Logo
>

Trump Desak The Fed Pangkas Bunga, Ancaman ke Powell Menguat

Trump kembali menekan The Fed untuk memangkas suku bunga, menyebut Powell “pecundang besar” dan mengancam ambil alih kendali kebijakan moneter.

Ditulis oleh Moh. Alpin Pulungan
Trump Desak The Fed Pangkas Bunga, Ancaman ke Powell Menguat
Ilustrasi Presiden AS Donald Trump dan Ketua The Fed Jerome Powell. Foto: The National.

Poin Penting :

    KABARBURSA.COM – Presiden Amerika Serikat Donald Trump kembali menggencarkan tekanannya terhadap Federal Reserve agar segera memangkas suku bunga acuan. Di tengah ketegangan akibat perang dagang yang ia picu sendiri, Trump menilai pemangkasan bunga bisa jadi “bantalan” untuk meredam dampak ekonomi yang mungkin terjadi.

    Dalam unggahan di Truth Social pada Senin, 21 April 2025, Trump menyebut inflasi saat ini “hampir tidak ada”, mengacu pada data Maret sebelum tarif-tarif baru diberlakukan. Dilansir dari The Wall Street Journal di Jakarta, Selasa, ia kemudian mengarahkan kritik keras kepada Ketua The Fed Jerome Powell, yang ia sebut “selalu terlambat” dan bahkan menyebut Powell sebagai “pecundang besar”.

    Pasar langsung bereaksi. Dolar AS melemah lagi terhadap mata uang asing, sementara saham turun dan imbal hasil obligasi AS naik. Ini terjadi setelah Trump pekan lalu mengancam akan mengambil alih lebih banyak kendali terhadap kebijakan moneter jika The Fed tidak segera memangkas suku bunga.

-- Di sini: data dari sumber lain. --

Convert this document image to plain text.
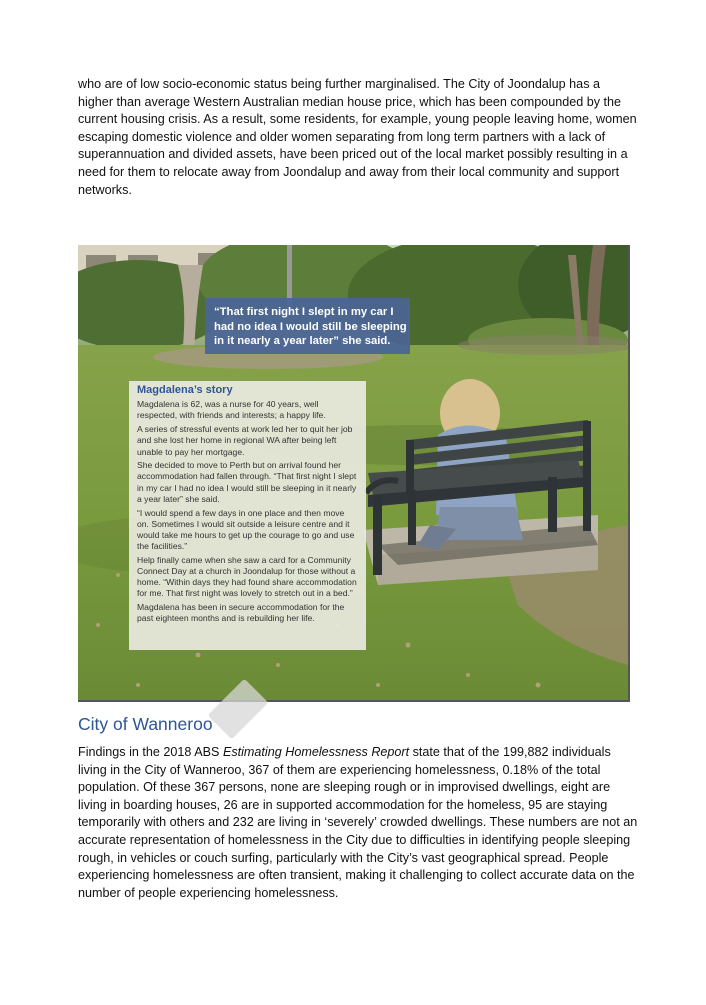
who are of low socio-economic status being further marginalised. The City of Joondalup has a higher than average Western Australian median house price, which has been compounded by the current housing crisis. As a result, some residents, for example, young people leaving home, women escaping domestic violence and older women separating from long term partners with a lack of superannuation and divided assets, have been priced out of the local market possibly resulting in a need for them to relocate away from Joondalup and away from their local community and support networks.

“That first night I slept in my car I
had no idea I would still be sleeping
in it nearly a year later” she said.
Magdalena’s story

Magdalena is 62, was a nurse for 40 years, well respected, with friends and interests; a happy life.

A series of stressful events at work led her to quit her job and she lost her home in regional WA after being left unable to pay her mortgage.

She decided to move to Perth but on arrival found her accommodation had fallen through. “That first night I slept in my car I had no idea I would still be sleeping in it nearly a year later” she said.

“I would spend a few days in one place and then move on. Sometimes I would sit outside a leisure centre and it would take me hours to get up the courage to go and use the facilities.”

Help finally came when she saw a card for a Community Connect Day at a church in Joondalup for those without a home. “Within days they had found share accommodation for me. That first night was lovely to stretch out in a bed.”

Magdalena has been in secure accommodation for the past eighteen months and is rebuilding her life.

City of Wanneroo

Findings in the 2018 ABS Estimating Homelessness Report state that of the 199,882 individuals living in the City of Wanneroo, 367 of them are experiencing homelessness, 0.18% of the total population. Of these 367 persons, none are sleeping rough or in improvised dwellings, eight are living in boarding houses, 26 are in supported accommodation for the homeless, 95 are staying temporarily with others and 232 are living in ‘severely’ crowded dwellings. These numbers are not an accurate representation of homelessness in the City due to difficulties in identifying people sleeping rough, in vehicles or couch surfing, particularly with the City’s vast geographical spread. People experiencing homelessness are often transient, making it challenging to collect accurate data on the number of people experiencing homelessness.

    Padahal, di belakang layar, sebagian penasihat ekonomi Trump sendiri menyuarakan kekhawatiran bahwa pemangkasan bunga terlalu cepat justru bisa memicu lonjakan inflasi.

    Sikap Gedung Putih pun mulai terlihat lebih ambigu. Kevin Hassett, Direktur Dewan Ekonomi Nasional, yang sebelumnya dikenal membela independensi bank sentral, kini enggan membela Powell secara terbuka. Ia hanya menyebut pemerintah masih mempelajari status Powell dan bahkan menuding The Fed selama ini membuat keputusan dengan pertimbangan politis—sesuatu yang langsung dibantah oleh para pejabat The Fed.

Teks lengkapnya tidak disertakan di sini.